The Gathandrian Trilogy 01 - The Gifting
memory bubbled over into scorching pools, which his mind couldn’t touch. Couldn’t bear to. Childhood. His mother’s death. The gifting. How Simon had betrayed it. How he’d tried so hard not to. But not hard enough. Not hard enough. Ralph. The deaths he’d caused. His first murder. And the last—the blacksmith’s woman. Most recent of all, the loss of Carthen. This last tore at Simon the most until he cried again, and his tears weren’t wet, but dry, piercing his face. Each memory the mind accessed was built on fire and replete with agony.
The facts of the past were moulding together, whirling in a strange all-consuming fire. Spinning faster and faster until his mother became his gifting, Ralph became death, and murder took the face of Carthen. It was impossible to survive this. Longing for oblivion, Simon found it wouldn’t come.
Instead, dark spots began to appear in the middle of the flame. Every now and then a flash of something other than fire. An impression of coolness. He grabbed at it. Missed. Cried out as the movement caused more flame to lick its way within him. The dark coolness came again and this time his fingers touched it before it vanished.
But with each lunge, he grew weaker. Some spaces held no words, only images he couldn’t interpret, or remember. An impression of the people he’d glimpsed in the desert. And when he saw them, the high-pitched wailing pierced him once more. Is this where they had been banished to? Then Simon still had enough mind to pity them. By the fourth lunge, he was down on his knees and sobbing more dry, hot tears which only brought further pain. The fifth found him lying stretched out within the fire, struggling to reach the pockets of coolness when they appeared in his mind.
Oh gods , Simon prayed, help me .
A dark area opened up inches from his fingers and he reached for it before it passed by. Its coolness lapped at his thoughts and a rush of water went through him. Love .
Love. The word exploded inside and sparkles of ice scattered around Simon’s blood. For a moment, strength returned. When the next darkness floated into view, he launched himself at it, both arms grasping for its sanctuary.

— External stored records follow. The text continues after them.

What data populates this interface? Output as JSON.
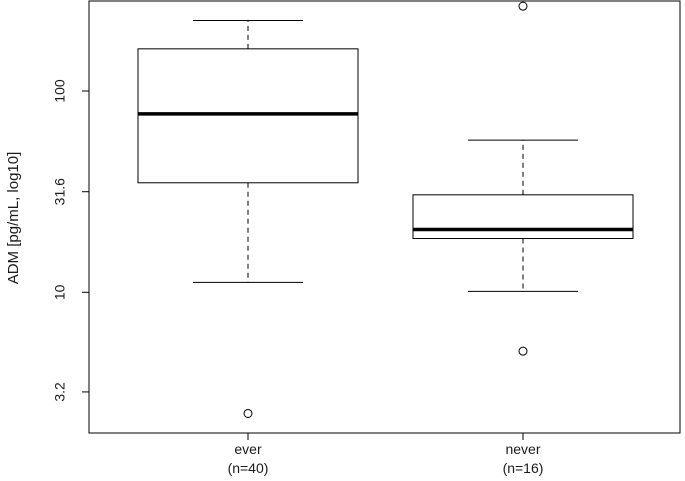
{
  "chart_data": {
    "type": "box",
    "ylabel": "ADM [pg/mL, log10]",
    "y_scale": "log10",
    "ylim": [
      2.0,
      280
    ],
    "y_ticks": [
      3.2,
      10,
      31.6,
      100
    ],
    "y_tick_labels": [
      "3.2",
      "10",
      "31.6",
      "100"
    ],
    "categories": [
      "ever\n(n=40)",
      "never\n(n=16)"
    ],
    "category_labels": [
      {
        "line1": "ever",
        "line2": "(n=40)"
      },
      {
        "line1": "never",
        "line2": "(n=16)"
      }
    ],
    "groups": [
      {
        "name": "ever",
        "n": 40,
        "whisker_low": 11.2,
        "q1": 35.0,
        "median": 77.0,
        "q3": 162.0,
        "whisker_high": 224.0,
        "outliers": [
          2.5
        ]
      },
      {
        "name": "never",
        "n": 16,
        "whisker_low": 10.1,
        "q1": 18.5,
        "median": 20.5,
        "q3": 30.5,
        "whisker_high": 57.0,
        "outliers": [
          264.0,
          5.1
        ]
      }
    ],
    "grid": false,
    "legend": "none"
  }
}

It clung to the skin. An image. This time of a person he knew, and remembered only too well.
Carthen.
His expression pinioned Simon. Sent an arrow of regret and pain through the fire and into the heart. For he was there, and not there. the scribe would one day go to him, but knew the boy could never cross through to be here again.
“Carthen,” he whispered and discovered that this time he could speak the words into the temporary refuge he had found. “I’m sorry. For it all. I’m sorry I couldn’t help you come through this. Something of myself will always be with you. In the fire. In the desert. I swear it.”
For a heartbeat longer, Carthen’s eyes stared blankly at him. Then he was gone.
Carthen.
Simon’s next breath released flame from his throat. It powered through his mouth and disappeared into the darkening air. A stirring then in his body, and it seemed as if fire gathered itself from every corner of his flesh, rushed into his centre and flooded upwards and outwards through his mouth again. He lay winded on ground that was no longer burning, but cool, enticing and soft. His mouth tasted of charred skin and blood.
Opening his eyes, Simon saw Ralph. He was close enough to touch, if he’d had the strength to do it. The Overlord’s hair was burned and parts of his flesh still smouldered, but he was breathing. Simon wondered what other damage he himself had taken, but found he was only glad to be alive. Nothing more mattered.
He coughed. Ralph stirred and then looked at him. For a moment, it was as if he might speak, but with a sudden burst of noise, he vanished.
In his place the shadow of something blocking out the sun. Gelahn.
Lunging forward, the scribe grabbed the mind-executioner’s leg, sending the cane clattering to one side. He had a glimpse of lips pursed tight, a sensation of shock, and then Gelahn kicked him away. A small, brief victory, but a victory nonetheless.
Simon collapsed back where he’d been lying. “You’re not always so all-seeing then, Gelahn. Are you? Why is it that you could not sense what I would do? And what have you done with Ralph? ”
The only answer was a harsh curse and another sly kick. Then Gelahn smiled and something in Simon trembled.